The case was quickly seized upon by some Republicans as an example of a flawed legal system.
The deaths were “yet another avoidable tragedy” that occurred because “a violent career criminal was allowed to roam free and threaten our neighborhood,” according to Republican Rebecca Kleefisch, a former Wisconsin lieutenant governor who is running for governor in 2022.
And Republican state Rep. Cindi Duchow said that she will reintroduce a constitutional amendment in Wisconsin that would allow judges to consider a defendant’s risk to the community when determining bond. Judges are now only permitted to consider the potential that defendants would fail to appear in court when setting bail.
“He attempted murder by running over his girlfriend with his automobile,” Duchow added. “If you’re a threat to society, you should have to put forth a lot of effort to leave.”
According to Thompson, there was no proof that the violence on Sunday was the result of a terrorist act or that Brooks knew anybody in the march. Brooks acted alone, according to the chief.
According to the chief, Brooks had fled the scene of the domestic disturbance before cops arrived and was not being pursued by police at the time of the collision.
Brooks is a want tobe rapper. A video that has since been deleted from a YouTube website shows him rapping in front of a red Ford SUV similar to the one seen during the parade.

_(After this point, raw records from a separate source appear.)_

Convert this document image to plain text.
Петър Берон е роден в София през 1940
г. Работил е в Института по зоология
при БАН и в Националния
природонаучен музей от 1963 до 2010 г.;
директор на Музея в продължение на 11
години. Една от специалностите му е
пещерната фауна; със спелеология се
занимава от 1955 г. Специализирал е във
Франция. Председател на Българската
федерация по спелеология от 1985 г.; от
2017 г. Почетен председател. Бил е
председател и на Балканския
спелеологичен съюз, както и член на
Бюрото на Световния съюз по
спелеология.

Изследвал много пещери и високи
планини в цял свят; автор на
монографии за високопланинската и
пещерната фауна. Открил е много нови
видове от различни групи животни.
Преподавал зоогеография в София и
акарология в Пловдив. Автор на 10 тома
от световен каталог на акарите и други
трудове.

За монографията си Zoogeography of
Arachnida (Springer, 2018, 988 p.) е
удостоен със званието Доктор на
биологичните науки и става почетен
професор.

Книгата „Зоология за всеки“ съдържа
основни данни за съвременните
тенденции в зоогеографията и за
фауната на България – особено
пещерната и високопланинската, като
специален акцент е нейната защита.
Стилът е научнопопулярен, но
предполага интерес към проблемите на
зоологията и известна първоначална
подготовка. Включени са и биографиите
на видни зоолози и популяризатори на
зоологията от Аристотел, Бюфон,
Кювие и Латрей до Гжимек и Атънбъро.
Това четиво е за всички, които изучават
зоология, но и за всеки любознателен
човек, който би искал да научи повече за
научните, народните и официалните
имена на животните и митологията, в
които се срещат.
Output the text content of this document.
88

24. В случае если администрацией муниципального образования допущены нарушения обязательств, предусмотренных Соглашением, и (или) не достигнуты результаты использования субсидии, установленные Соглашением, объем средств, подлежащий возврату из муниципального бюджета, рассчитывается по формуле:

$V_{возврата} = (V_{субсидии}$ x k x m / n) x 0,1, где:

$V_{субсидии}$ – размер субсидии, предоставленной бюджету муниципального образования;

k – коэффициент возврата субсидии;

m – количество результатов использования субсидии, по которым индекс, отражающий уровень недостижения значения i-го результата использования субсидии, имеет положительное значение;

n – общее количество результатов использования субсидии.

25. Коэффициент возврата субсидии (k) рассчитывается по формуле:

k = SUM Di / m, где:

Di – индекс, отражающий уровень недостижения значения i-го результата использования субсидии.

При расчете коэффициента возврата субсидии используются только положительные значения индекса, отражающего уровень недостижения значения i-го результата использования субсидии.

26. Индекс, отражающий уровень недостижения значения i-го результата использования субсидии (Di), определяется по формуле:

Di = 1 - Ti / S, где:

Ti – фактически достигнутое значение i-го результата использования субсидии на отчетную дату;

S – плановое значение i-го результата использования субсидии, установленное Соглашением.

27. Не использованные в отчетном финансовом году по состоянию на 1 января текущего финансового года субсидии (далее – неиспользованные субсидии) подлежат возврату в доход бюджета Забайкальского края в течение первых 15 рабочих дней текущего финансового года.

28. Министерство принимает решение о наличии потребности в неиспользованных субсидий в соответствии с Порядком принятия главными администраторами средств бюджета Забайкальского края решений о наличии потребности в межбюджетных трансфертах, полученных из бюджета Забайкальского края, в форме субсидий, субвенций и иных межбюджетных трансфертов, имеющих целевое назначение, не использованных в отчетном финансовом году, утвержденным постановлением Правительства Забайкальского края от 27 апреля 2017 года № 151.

On Twitter and other social media platforms, the rapper goes by the handle MathBoi Fly.
On Sunday, a joyful vision of marching bands and youngsters wearing Santa hats and waving pompoms was quickly replaced by cries and the sight of crushed bodies as the SUV raced past barricades and struck dancers, musicians, and others in the 72,000-person village.
Virginia Sorenson, 79, LeAnna Owen, 71, Tamara Durand, 52, Jane Kulich, 52, and Wilhelm Hospel, 81, were among those deceased. The Dancing Grannies club included Sorenson, Owen, and Durand, with Hospel assisting them.
Nicole Schneiter, who was present with her children and grandkids, described it as “dummies being flung in the air.” “It took a second for it to sink in, like, ‘Is that really what we just saw?’ Then you looked down the road, and all you saw were people lying in the road.”
At least nine people, the most of whom were youngsters, were in critical condition at two hospitals on Monday, with seven others in serious condition.
Hundreds of people gathered in a downtown park in Waukesha, Wisconsin, Monday night for a candlelight vigil in memory of those killed and injured in a horrific Christmas parade collision the day before. The names of those who perished were gravely recited by a pair of clerics. At the vigil, which was attended by interfaith leaders and public figures, volunteers gave out sandwiches, hot chocolate, and candles.
“We’re parents,” she says. We live next to each other. We are in pain. We are enraged. We are depressed. We’re perplexed. We appreciate it. This is a team effort for all of us. “We are Waukesha Strong,” a sobbing Amanda Medina Roddy of the Waukesha school system declared.
Brooks was not being pursued by police when he joined the parade path, according to the chief, although an officer did fire a shot to attempt to stop him. Because of the threat to others, the officer ceased fire. Brooks was unharmed.
The parade, according to Mayor Shawn Reilly, was a “Norman Rockwell-type” affair that “turned a nightmare.”